Önce şunu belirteyim; TEDES projesiyle ilgili vatandaşlar yeterince bilgilendirilmedi.. Ne yapacaklar, yollarda hız tahdidi kaç kilometre olacak, trafikte sınır limiti nedir kimse bilgi sahibi değil.. Bunların uygulamaya başlamazdan önce açıklanması gerekirdi, maalesef yapılmadı.. Şimdi herkesin kafası karışık, ama belki de bu isteniyordu.. Benim aldığım bilgilere göre, TEDES olan güzergahlarda bir araç için 3-4 kez ceza yazılabiliyor. Yani bir kez ceza ile yetinmiyor TEDES.. Örneğin Üniversiteden Binevlere, oradan Başkarakola kadar mesafede, eğer kilometre limitini kaç kere aşmışsanız o kadar ceza yiyorsunuz.. Bildiğim kadarıyla bu yolda hız limiti 70 kilometre, siz eğer 71 kilometre hız yaparsanız cezayı yemiş oluyorsunuz.. Yine bir örnek, Kalyon kavşağından Tuğaya kadar olan komik olan hız limiti 50 kilometreyi, 51-52 veya daha üstü kaç kez ihlal ederseniz o kadar ceza yiyorsunuz..Kırmızı ışıkta geçmenin cezası ayrı olacak elbette..Bence bu TEDES işinde kıyamet cezalar geldikten sonra başlayacak..Tabii vatandaşa ve basına yeterli bilgi verilmediği için, bunları, TEDES uygulamasına geçen illerden alarak yazıyorum.. Eğer o illerdeki olumsuz gelişme göz önünde bulundurulup, sadece 1 ihlal geçerli kılınıp, aynı güzergahtaki diğer ihlallere ceza yazılmayacaksa, bu konuda bilgi verilmesini bekliyoruz..

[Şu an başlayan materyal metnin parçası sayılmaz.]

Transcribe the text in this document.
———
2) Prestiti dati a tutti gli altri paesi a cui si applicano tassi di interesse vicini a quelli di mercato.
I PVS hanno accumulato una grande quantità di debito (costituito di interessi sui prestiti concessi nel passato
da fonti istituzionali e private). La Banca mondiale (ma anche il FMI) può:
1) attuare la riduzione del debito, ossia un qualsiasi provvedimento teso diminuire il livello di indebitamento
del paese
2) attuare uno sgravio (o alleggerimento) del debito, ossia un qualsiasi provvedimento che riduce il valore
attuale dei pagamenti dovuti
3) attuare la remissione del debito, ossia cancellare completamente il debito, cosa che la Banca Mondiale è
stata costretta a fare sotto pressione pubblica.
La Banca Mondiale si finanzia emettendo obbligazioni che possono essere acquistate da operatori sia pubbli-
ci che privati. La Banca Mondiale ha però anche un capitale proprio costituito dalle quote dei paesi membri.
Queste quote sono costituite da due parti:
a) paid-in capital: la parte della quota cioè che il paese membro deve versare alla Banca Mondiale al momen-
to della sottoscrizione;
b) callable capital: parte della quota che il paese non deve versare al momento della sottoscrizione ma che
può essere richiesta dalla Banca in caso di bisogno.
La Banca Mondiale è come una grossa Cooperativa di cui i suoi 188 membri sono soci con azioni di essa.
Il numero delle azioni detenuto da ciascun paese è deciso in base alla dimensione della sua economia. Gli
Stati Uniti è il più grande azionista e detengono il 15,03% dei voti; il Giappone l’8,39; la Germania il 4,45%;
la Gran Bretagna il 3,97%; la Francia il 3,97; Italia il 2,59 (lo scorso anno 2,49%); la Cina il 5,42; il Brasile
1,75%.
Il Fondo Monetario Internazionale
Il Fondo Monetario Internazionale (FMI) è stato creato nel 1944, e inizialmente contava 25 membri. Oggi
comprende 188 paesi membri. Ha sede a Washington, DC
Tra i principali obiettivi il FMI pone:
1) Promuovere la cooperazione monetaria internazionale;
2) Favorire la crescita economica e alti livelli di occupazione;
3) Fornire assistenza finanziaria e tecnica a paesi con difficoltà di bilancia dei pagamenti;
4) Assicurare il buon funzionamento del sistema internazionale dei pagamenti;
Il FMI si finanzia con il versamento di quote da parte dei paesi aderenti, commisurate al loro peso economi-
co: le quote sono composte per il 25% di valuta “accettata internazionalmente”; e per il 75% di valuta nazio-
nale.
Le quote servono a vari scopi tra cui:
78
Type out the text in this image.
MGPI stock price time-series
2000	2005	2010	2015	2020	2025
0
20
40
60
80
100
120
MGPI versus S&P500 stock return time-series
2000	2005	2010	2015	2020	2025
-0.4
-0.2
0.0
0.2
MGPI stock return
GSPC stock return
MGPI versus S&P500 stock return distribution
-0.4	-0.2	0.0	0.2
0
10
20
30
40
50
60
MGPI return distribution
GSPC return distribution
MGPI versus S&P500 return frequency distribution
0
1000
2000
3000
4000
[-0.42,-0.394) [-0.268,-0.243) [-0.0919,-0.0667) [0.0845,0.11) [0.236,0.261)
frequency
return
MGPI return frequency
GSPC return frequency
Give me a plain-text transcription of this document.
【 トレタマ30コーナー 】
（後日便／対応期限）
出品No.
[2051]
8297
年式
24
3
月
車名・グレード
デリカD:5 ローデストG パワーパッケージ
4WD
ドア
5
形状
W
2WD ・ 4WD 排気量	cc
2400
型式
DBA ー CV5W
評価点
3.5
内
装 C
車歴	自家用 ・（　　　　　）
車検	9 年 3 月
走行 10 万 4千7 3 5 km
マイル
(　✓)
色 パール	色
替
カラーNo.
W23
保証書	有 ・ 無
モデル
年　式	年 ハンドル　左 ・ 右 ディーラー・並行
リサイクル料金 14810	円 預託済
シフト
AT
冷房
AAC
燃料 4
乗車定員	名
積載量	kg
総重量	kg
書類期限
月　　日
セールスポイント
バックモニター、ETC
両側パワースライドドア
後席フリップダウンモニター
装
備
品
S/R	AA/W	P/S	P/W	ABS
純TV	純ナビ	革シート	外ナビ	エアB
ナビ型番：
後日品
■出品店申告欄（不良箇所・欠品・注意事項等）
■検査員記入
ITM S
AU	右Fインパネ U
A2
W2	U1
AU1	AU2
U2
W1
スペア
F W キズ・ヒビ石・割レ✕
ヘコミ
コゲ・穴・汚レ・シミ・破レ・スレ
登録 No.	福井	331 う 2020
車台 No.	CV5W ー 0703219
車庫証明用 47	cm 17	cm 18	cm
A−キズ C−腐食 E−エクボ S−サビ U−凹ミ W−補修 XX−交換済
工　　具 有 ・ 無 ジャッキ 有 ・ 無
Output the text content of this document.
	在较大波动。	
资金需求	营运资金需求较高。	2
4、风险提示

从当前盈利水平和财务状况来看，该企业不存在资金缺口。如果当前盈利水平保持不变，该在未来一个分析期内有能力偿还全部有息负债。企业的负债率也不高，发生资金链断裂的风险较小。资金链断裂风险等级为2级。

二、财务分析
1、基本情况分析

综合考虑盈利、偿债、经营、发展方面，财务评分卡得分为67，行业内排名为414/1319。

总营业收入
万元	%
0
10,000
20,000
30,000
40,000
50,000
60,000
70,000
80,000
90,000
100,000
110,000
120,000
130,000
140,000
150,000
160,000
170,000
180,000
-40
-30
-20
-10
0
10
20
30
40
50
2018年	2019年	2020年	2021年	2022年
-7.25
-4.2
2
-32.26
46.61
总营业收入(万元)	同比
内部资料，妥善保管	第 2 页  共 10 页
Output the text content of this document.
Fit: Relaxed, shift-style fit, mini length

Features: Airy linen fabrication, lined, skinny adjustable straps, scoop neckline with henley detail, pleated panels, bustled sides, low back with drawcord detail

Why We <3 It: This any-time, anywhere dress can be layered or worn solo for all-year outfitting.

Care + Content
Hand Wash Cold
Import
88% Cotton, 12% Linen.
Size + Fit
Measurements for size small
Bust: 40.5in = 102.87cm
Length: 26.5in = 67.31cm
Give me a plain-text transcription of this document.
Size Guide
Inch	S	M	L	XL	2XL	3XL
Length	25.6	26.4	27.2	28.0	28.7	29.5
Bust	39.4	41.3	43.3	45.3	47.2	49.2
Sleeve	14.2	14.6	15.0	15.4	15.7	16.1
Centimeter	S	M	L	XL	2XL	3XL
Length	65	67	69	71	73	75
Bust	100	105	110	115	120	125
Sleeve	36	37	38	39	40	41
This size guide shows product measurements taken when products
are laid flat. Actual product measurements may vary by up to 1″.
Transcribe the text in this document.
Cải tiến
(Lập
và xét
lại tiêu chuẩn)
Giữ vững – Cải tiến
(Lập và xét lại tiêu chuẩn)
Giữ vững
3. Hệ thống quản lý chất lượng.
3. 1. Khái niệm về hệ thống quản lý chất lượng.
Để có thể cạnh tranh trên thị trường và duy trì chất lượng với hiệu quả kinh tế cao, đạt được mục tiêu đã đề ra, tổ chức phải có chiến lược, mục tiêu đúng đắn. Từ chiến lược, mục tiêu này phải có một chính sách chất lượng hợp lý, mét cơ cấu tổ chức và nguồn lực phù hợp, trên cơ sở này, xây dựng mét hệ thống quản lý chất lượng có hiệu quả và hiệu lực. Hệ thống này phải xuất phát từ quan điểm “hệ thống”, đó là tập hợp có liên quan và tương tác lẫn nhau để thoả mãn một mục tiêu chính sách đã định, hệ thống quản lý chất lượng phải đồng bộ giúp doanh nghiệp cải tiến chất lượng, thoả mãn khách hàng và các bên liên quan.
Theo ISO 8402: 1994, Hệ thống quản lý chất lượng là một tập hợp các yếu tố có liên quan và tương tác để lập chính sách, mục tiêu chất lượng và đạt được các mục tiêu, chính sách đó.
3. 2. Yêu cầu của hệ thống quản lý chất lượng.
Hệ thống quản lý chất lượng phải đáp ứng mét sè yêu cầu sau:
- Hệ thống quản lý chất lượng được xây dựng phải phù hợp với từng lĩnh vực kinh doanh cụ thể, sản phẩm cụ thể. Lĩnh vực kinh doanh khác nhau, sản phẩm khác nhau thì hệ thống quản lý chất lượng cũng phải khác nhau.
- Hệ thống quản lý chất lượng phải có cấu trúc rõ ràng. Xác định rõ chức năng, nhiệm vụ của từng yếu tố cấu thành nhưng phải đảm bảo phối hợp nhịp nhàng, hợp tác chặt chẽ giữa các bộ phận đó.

STKLARIN RUHUNA EL FATİHA..
Yıllardır kaybettirilen Sivil Toplum ruhuna galiba fatiha okumaya başlamalıyız.. İşlevinden tamamen uzaklaştırılmaya çalışılan, gerek ülkemiz gereksede şehrimiz adına yapılması gereken hizmet, öneri, eleştiri ve projeler yerine, sadece popülist bir kimliğe büründürülen STKların adeta lime lime edilişini üzüntüyle izliyoruz.. Bunda STKların başına geçenlerin önemli kısmının, sadece sektörel ve kişisel menfaatler uğruna, siyasi hesaplar güdülerek o STKyı asıl işlevinden uzaklaştırmaya başlaması, kent adına hepimizi çok ciddi kaygıya sevketmektedir..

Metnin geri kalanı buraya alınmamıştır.